Lettres à Anne: (1962-1995)
de François Mitterrand

critiqué par JPGP, le 22 décembre 2022
( - 77 ans)


La note:  étoiles
Les raisins verdâtres
La France aime ses monarques et s’entiche de leurs frasques. Pour preuve l’accueil laudatif de ses gazetiers (toutes tendances confondues) qui saluent les kilos de papier propres à envelopper les lettres d’amour du Président à sa donzelle. Au début de leur relation elle avait 20 ans, lui 46 : de quoi redonner de la verdeur au roucouleur charentais. Si l’on en croît ses missives il rêvait de glisser en elle comme dans ses pantoufles. Que l’amoureuse laisse descendre cul sec dans son cœur ces brouets sirupeux est pardonnable Que la critique chante la pompe du corpus compassé dans le plus pur style XIXème siècle victorien laisse interdit. Le prince y surjoue les Pierrot d’amour avant d’aller pousser plus loin son bouchon.
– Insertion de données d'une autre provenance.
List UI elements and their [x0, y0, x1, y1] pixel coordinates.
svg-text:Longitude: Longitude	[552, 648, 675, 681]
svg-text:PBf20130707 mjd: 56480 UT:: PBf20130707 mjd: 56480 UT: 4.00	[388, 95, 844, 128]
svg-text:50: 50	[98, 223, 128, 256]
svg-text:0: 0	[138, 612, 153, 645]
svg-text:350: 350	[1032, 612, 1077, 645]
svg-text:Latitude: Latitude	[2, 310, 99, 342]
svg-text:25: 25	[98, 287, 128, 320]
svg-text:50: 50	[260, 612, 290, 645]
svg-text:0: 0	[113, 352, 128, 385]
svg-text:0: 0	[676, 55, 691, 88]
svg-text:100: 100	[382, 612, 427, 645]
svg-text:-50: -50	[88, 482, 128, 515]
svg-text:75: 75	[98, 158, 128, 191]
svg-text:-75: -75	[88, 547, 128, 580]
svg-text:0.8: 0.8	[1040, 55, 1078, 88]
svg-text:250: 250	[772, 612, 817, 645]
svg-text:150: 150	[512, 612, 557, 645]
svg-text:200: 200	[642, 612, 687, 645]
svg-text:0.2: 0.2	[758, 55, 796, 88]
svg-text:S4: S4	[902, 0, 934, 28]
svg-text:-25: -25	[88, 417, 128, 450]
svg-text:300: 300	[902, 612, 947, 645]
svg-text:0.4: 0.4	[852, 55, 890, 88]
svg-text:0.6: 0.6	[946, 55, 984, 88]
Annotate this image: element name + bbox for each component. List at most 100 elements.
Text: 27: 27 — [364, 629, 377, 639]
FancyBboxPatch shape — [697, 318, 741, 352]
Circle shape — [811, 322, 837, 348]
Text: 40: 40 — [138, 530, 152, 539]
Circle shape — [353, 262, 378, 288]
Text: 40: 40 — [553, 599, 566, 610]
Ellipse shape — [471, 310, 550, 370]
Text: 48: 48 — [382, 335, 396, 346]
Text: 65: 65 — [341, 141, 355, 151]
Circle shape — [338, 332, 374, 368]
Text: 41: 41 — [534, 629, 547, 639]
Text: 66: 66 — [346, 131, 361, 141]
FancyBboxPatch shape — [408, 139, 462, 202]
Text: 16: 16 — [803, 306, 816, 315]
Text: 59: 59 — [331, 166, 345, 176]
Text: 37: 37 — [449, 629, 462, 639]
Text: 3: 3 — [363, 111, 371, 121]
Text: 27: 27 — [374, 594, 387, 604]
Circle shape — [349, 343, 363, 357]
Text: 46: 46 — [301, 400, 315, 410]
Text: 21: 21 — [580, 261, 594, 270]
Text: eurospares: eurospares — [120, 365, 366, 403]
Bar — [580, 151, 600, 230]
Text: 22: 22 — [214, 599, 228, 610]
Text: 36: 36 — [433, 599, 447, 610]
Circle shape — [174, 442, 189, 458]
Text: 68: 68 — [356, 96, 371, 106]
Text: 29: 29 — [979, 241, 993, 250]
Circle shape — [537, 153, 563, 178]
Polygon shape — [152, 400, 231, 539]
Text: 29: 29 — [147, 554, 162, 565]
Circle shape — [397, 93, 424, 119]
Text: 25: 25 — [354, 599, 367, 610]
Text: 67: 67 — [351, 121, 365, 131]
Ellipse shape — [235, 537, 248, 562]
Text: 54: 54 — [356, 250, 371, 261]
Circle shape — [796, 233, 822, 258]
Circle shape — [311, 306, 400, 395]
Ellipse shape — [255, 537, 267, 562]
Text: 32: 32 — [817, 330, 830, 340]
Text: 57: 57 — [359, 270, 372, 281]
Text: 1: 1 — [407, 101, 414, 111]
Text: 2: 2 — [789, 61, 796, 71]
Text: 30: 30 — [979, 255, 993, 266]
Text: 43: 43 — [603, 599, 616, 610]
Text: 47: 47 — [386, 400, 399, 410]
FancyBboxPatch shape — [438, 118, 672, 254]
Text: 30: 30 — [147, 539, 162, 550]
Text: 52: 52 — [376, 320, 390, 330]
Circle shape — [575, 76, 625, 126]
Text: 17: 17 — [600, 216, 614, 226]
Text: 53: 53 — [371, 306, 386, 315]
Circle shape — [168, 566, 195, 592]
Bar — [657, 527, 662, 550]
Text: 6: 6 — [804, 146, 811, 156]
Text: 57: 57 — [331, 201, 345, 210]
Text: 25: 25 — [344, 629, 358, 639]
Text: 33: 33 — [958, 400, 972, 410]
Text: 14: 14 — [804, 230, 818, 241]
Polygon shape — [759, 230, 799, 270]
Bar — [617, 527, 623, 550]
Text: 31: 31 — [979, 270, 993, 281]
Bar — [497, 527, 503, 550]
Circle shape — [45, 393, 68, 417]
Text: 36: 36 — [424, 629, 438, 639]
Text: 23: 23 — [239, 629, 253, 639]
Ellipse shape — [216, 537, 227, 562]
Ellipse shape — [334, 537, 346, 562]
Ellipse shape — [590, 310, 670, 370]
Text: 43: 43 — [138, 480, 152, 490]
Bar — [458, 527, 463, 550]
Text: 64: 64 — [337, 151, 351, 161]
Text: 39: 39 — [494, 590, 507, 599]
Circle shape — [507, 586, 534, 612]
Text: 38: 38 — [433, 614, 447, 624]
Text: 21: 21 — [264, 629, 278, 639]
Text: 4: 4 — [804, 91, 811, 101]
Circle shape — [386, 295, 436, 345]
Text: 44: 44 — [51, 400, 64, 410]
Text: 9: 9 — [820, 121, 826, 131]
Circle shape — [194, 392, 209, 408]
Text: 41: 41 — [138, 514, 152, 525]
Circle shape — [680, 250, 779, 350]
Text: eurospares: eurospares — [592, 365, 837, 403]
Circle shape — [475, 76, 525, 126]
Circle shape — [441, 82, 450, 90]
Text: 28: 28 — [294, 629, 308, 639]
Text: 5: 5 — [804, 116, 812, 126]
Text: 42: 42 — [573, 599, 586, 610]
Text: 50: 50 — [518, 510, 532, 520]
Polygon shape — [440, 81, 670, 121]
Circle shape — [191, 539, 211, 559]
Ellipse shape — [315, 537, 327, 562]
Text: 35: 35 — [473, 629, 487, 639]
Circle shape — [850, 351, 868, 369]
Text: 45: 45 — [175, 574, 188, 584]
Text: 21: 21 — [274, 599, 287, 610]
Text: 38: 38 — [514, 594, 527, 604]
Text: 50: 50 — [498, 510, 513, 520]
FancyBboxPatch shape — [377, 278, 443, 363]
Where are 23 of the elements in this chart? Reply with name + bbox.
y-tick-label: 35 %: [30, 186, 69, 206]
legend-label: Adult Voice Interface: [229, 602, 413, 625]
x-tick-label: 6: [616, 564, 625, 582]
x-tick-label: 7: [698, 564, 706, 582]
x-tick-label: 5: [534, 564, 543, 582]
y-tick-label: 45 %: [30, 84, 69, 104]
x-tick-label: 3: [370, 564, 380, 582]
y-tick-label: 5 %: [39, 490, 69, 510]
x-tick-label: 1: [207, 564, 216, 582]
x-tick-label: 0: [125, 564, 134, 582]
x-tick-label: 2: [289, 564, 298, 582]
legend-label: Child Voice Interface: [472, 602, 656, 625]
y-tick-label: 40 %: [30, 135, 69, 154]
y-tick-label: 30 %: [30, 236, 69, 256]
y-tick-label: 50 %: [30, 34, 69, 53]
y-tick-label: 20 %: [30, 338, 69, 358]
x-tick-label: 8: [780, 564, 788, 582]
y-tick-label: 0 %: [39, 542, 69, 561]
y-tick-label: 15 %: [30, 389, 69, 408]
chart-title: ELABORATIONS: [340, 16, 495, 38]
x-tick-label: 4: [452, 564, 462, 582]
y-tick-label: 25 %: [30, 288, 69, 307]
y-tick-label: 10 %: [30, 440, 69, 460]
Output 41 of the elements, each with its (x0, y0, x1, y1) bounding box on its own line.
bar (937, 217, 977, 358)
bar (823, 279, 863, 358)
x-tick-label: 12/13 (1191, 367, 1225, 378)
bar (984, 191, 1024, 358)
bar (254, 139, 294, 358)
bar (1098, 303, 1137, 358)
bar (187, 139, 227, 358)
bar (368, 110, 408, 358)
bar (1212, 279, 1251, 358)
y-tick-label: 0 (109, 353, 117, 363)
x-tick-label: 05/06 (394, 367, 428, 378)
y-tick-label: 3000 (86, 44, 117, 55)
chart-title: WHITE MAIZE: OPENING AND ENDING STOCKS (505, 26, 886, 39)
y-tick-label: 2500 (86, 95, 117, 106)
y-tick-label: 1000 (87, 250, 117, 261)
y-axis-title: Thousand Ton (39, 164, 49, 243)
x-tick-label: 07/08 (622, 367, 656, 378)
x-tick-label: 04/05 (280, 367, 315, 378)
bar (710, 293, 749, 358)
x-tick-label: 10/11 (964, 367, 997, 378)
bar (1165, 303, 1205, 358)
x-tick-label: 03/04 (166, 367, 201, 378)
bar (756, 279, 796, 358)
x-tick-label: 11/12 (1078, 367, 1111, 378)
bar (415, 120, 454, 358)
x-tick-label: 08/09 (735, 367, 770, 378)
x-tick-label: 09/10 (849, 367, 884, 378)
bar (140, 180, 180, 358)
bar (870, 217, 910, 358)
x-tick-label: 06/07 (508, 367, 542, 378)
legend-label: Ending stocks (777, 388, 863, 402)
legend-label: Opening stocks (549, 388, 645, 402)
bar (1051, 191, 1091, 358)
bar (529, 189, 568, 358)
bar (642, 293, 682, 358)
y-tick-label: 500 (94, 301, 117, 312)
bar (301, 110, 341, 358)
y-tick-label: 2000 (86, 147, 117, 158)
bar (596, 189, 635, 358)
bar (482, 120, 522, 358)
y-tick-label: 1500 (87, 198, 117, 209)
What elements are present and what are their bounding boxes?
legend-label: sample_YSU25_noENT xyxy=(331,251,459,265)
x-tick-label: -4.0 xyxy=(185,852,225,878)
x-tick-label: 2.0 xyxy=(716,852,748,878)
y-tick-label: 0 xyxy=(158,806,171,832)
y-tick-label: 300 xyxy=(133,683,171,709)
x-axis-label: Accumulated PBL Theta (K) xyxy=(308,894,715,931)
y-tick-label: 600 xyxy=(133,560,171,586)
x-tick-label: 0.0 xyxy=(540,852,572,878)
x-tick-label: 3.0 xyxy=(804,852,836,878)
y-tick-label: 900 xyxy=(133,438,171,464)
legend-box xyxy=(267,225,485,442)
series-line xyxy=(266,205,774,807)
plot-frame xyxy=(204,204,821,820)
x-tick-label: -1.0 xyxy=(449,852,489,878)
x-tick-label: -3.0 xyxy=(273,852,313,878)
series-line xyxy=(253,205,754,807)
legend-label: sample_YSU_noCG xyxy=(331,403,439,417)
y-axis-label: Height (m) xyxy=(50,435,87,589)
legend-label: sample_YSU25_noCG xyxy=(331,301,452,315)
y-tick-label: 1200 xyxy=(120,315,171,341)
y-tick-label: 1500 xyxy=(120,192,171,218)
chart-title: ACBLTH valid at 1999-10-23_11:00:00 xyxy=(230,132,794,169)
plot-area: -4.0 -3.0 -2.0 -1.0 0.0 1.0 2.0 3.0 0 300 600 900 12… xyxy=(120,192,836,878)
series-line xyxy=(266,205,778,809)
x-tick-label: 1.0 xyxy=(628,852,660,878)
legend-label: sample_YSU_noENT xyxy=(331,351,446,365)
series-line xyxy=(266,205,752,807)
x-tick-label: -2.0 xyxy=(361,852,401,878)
Virtuose de la viole de gambettes, il cultive du bis repetita placet. Compter fleurette est un moyen de tailler le bout de gras pour celui qui s’ennuie en conseil des ministres ou entre deux élections présidentielles. L’émoi du conformiste amant au surmoi pondéral reste d’un ennui crasse. Pas la moindre originalité; rien que du « Mignonne allons voir si la rose » sans la moindre épine. Manière pour le susdit de poursuivre d’assiduités surannées son Emmanuelle scolaire. Et il est étonnant qu’Anne Pingeot - aussi brillante aujourd’hui - ait donné son aval à la publication d'un tel marivaudage conformiste où seules la morgue et la hauteur du commandeur n’ont rien d’artificielles. Quant à la littérature elle demeure lit (au ciel pudiquement évoqué) et ratures (sur la moindre malséance). C’est du prêchi-prêcha de bobonne compagnie, un cake étouffe-chrétien mâtiné aux raisins adultérins.